Ether 14:24 Shiz...had sworn to avenge himself upon Coriantumr
Hugh Nibley
"Since in heroic ages one becomes a leader by proving his prowess in open competition, personal rivalry and ambition are the ordinary and accepted motives for war and need no excuse. Throughout our Jaredite history the perennial source of strife and bloodshed is the purely personal rivalry between great leaders...Blood vengeance is obviously the rule in this as in other heroic societies, where it touches off those long tragic feuds that make up so much of the epic literature" (Lehi in the Desert & the World of the Jaredites, p. 410-11)
Ether 14:25 the Lord did visit them in the fulness of his wrath
Marion G. Romney
"We have been warned that we are ripening in iniquity and that we will be destroyed if we do not repent. Now my beloved brothers and sisters, I realize that these predictions are not pleasing, but nevertheless they speak the truth...There is but one way these impending calamities can be avoided, and that way is repentance...the foreboding calamities can be averted if the inhabitants of the earth will repent, believe, and have faith in God as our heavenly Father, in His Son Jesus Christ as our Redeemer, and will conform to their teachings." (The Tragic Cycle, pp. 15-16 as taken from Latter-day Commentary on the Book of Mormon compiled by K. Douglas Bassett, p. 506)

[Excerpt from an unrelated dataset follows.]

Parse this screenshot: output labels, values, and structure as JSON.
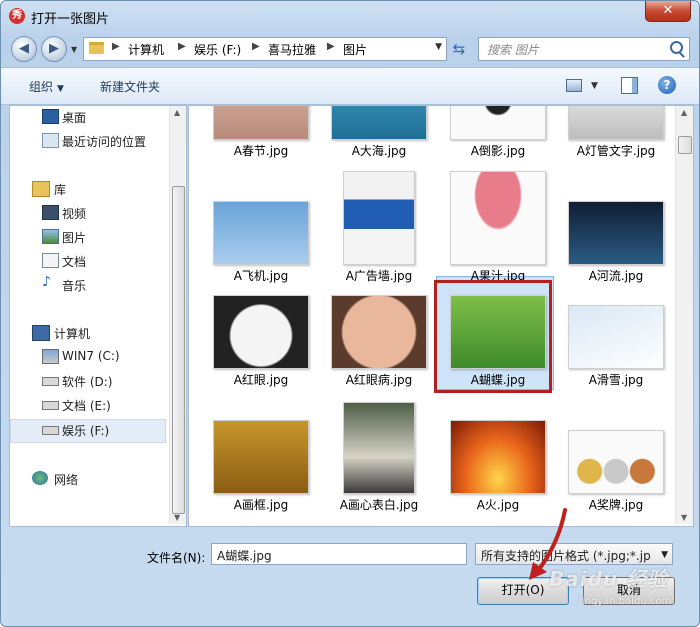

Ether 14:27 the armies of Shiz...swept off the inhabitants before them, all them that would not join them
Hugh Nibley
"Both Shiz and Coriantumr as they moved about on their endless campaigns 'swept off the inhabitants before them, all they that would not join them' (Ether 14:27). This is the classic Asiatic method of forced recruiting: 'If the neighbouring province to that which they invade will not aid them,' says an eyewitness of the Tartar technique, 'they waste it, and with the inhabitants, whom they take with them, they proceed to fight against the other province. They place their captives in the front of the battle, and if they fight not courageously put them to the sword.' In such a way the Asiatic war-lords from the beginning '[swept] the earth before [them]' like Shiz (Ether 14:18),...forcing all that lay in their path to become part of them. 'I counted them among my people,' says the Assyrian conqueror of one nation after another." (Lehi in the Desert & the World of the Jaredites, p. 203)

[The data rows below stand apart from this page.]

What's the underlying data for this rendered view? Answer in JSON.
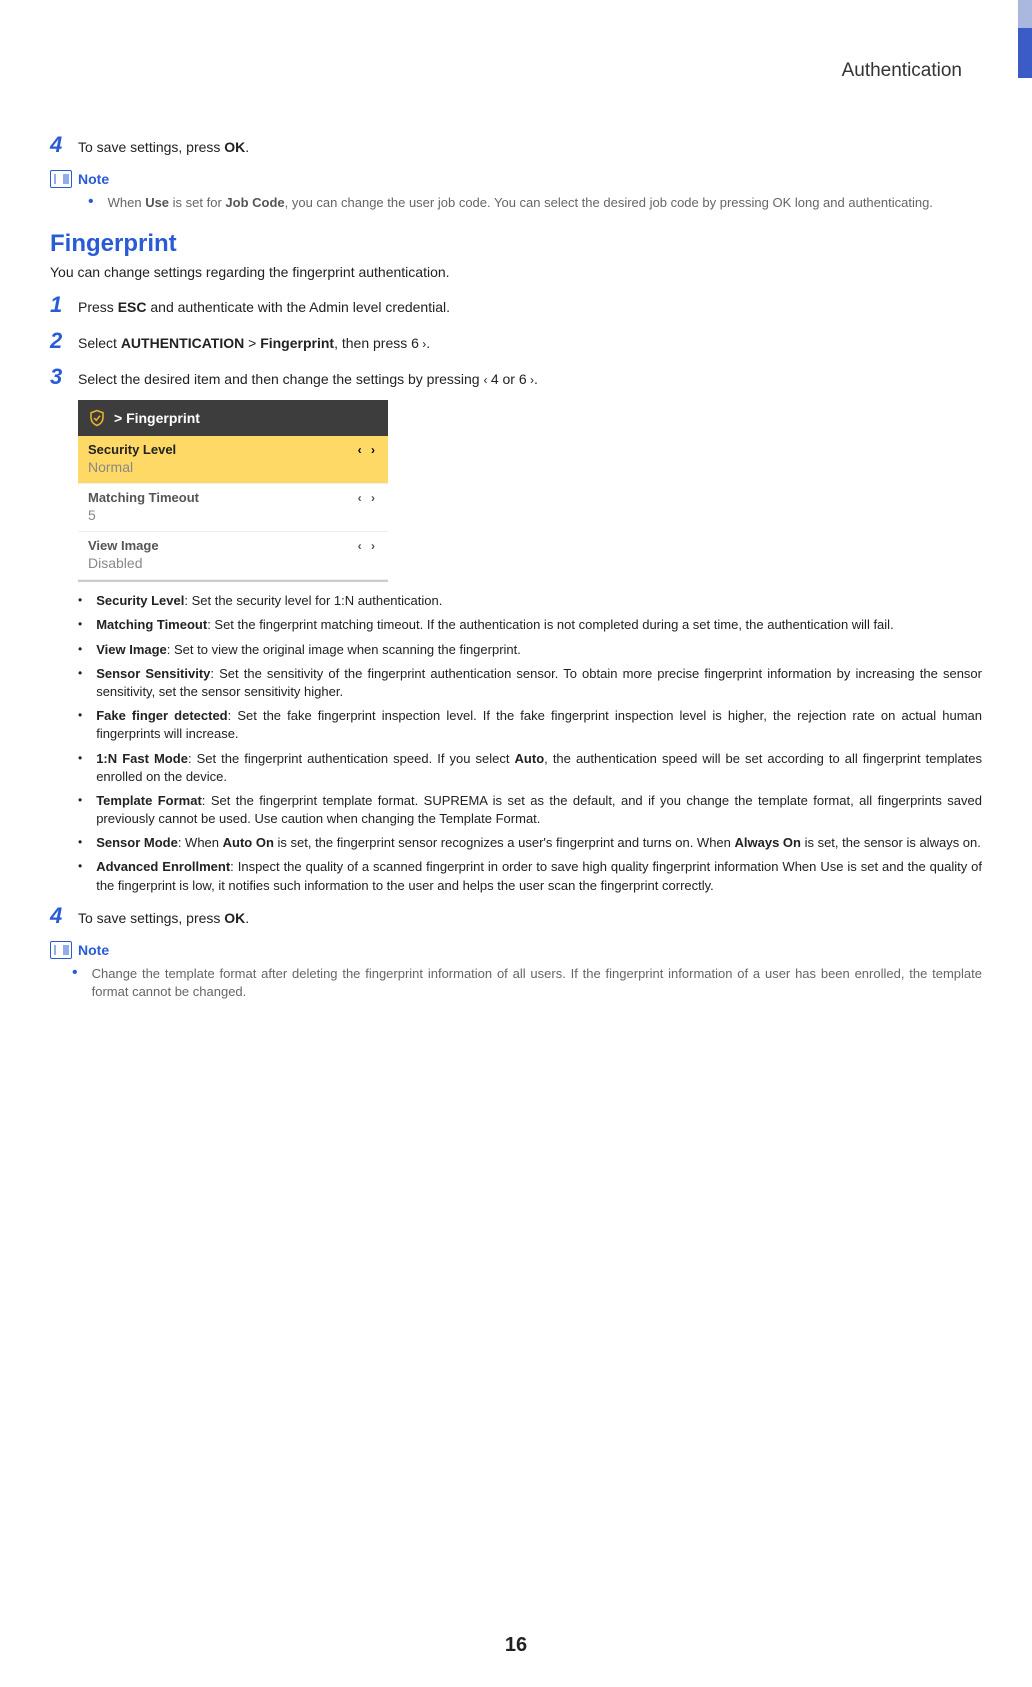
{
  "header": {
    "title": "Authentication"
  },
  "step4a": {
    "num": "4",
    "text_pre": "To save settings, press ",
    "ok": "OK",
    "text_post": "."
  },
  "note1": {
    "label": "Note",
    "bullet_pre": "When ",
    "use": "Use",
    "mid1": " is set for ",
    "jobcode": "Job Code",
    "rest": ", you can change the user job code. You can select the desired job code by pressing OK long and authenticating."
  },
  "fingerprint": {
    "heading": "Fingerprint",
    "intro": "You can change settings regarding the fingerprint authentication."
  },
  "steps": {
    "s1": {
      "num": "1",
      "pre": "Press ",
      "esc": "ESC",
      "post": " and authenticate with the Admin level credential."
    },
    "s2": {
      "num": "2",
      "pre": "Select ",
      "auth": "AUTHENTICATION",
      "gt": " > ",
      "fp": "Fingerprint",
      "mid": ", then press ",
      "key": "6",
      "arrow": " ›",
      "post": "."
    },
    "s3": {
      "num": "3",
      "pre": "Select the desired item and then change the settings by pressing ",
      "a1": "‹ ",
      "k1": "4",
      "or": " or ",
      "k2": "6",
      "a2": " ›",
      "post": "."
    }
  },
  "screenshot": {
    "breadcrumb": "> Fingerprint",
    "rows": [
      {
        "label": "Security Level",
        "value": "Normal",
        "selected": true
      },
      {
        "label": "Matching Timeout",
        "value": "5",
        "selected": false
      },
      {
        "label": "View Image",
        "value": "Disabled",
        "selected": false
      }
    ]
  },
  "bullets": {
    "b1": {
      "title": "Security Level",
      "text": ": Set the security level for 1:N authentication."
    },
    "b2": {
      "title": "Matching Timeout",
      "text": ": Set the fingerprint matching timeout. If the authentication is not completed during a set time, the authentication will fail."
    },
    "b3": {
      "title": "View Image",
      "text": ": Set to view the original image when scanning the fingerprint."
    },
    "b4": {
      "title": "Sensor Sensitivity",
      "text": ": Set the sensitivity of the fingerprint authentication sensor. To obtain more precise fingerprint information by increasing the sensor sensitivity, set the sensor sensitivity higher."
    },
    "b5": {
      "title": "Fake finger detected",
      "text": ": Set the fake fingerprint inspection level. If the fake fingerprint inspection level is higher, the rejection rate on actual human fingerprints will increase."
    },
    "b6": {
      "title": "1:N Fast Mode",
      "pre": ": Set the fingerprint authentication speed. If you select ",
      "auto": "Auto",
      "post": ", the authentication speed will be set according to all fingerprint templates enrolled on the device."
    },
    "b7": {
      "title": "Template Format",
      "text": ": Set the fingerprint template format. SUPREMA is set as the default, and if you change the template format, all fingerprints saved previously cannot be used. Use caution when changing the Template Format."
    },
    "b8": {
      "title": "Sensor Mode",
      "pre": ": When ",
      "auto_on": "Auto On",
      "mid": " is set, the fingerprint sensor recognizes a user's fingerprint and turns on. When ",
      "always_on": "Always On",
      "post": " is set, the sensor is always on."
    },
    "b9": {
      "title": "Advanced Enrollment",
      "text": ": Inspect the quality of a scanned fingerprint in order to save high quality fingerprint information When Use is set and the quality of the fingerprint is low, it notifies such information to the user and helps the user scan the fingerprint correctly."
    }
  },
  "step4b": {
    "num": "4",
    "text_pre": "To save settings, press ",
    "ok": "OK",
    "text_post": "."
  },
  "note2": {
    "label": "Note",
    "text": "Change the template format after deleting the fingerprint information of all users. If the fingerprint information of a user has been enrolled, the template format cannot be changed."
  },
  "page_number": "16"
}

Ether 14:30 Shiz smote upon Coriantumr that he gave him many deep wounds
Certainly, Shiz did not know that in spite of all his efforts, he could never kill Coriantumr. Coriantumr had forgotten the prophecy of Ether that he would survive to witness the destruction of all his people (Ether 13:21). Apparently, the Lord preserved him as a punishment. As has been said, "To a civilization fully ripened in iniquity, judgment and destruction become the kindest gifts God can give." (Michael W. Middleton, Book of Mormon Symposium Series, 4 Nephi - Moroni, edited by PR Cheesman, MS Nyman, and CD Tate, Jr., 1988, p. 194) But Coriantumr was not even worthy of death for he was to suffer the consequences of survival with a scorched conscience.
Accordingly, he survived in spite of many wounds, for he had been wounded in the thigh by Shared (Ether 13:31), wounded in the arm by Lib (v. 12), and wounded in many places by Shiz. The last of the three injuries left him in what is now called hypovolemic shock, a state in which all but the most vital organs are shut down by inadequate blood flow. That he survived such a severe injury would be surprising if it weren't for the promise of Ether that he would live to witness the fulfillment of the word of the Lord (Ether 13:21).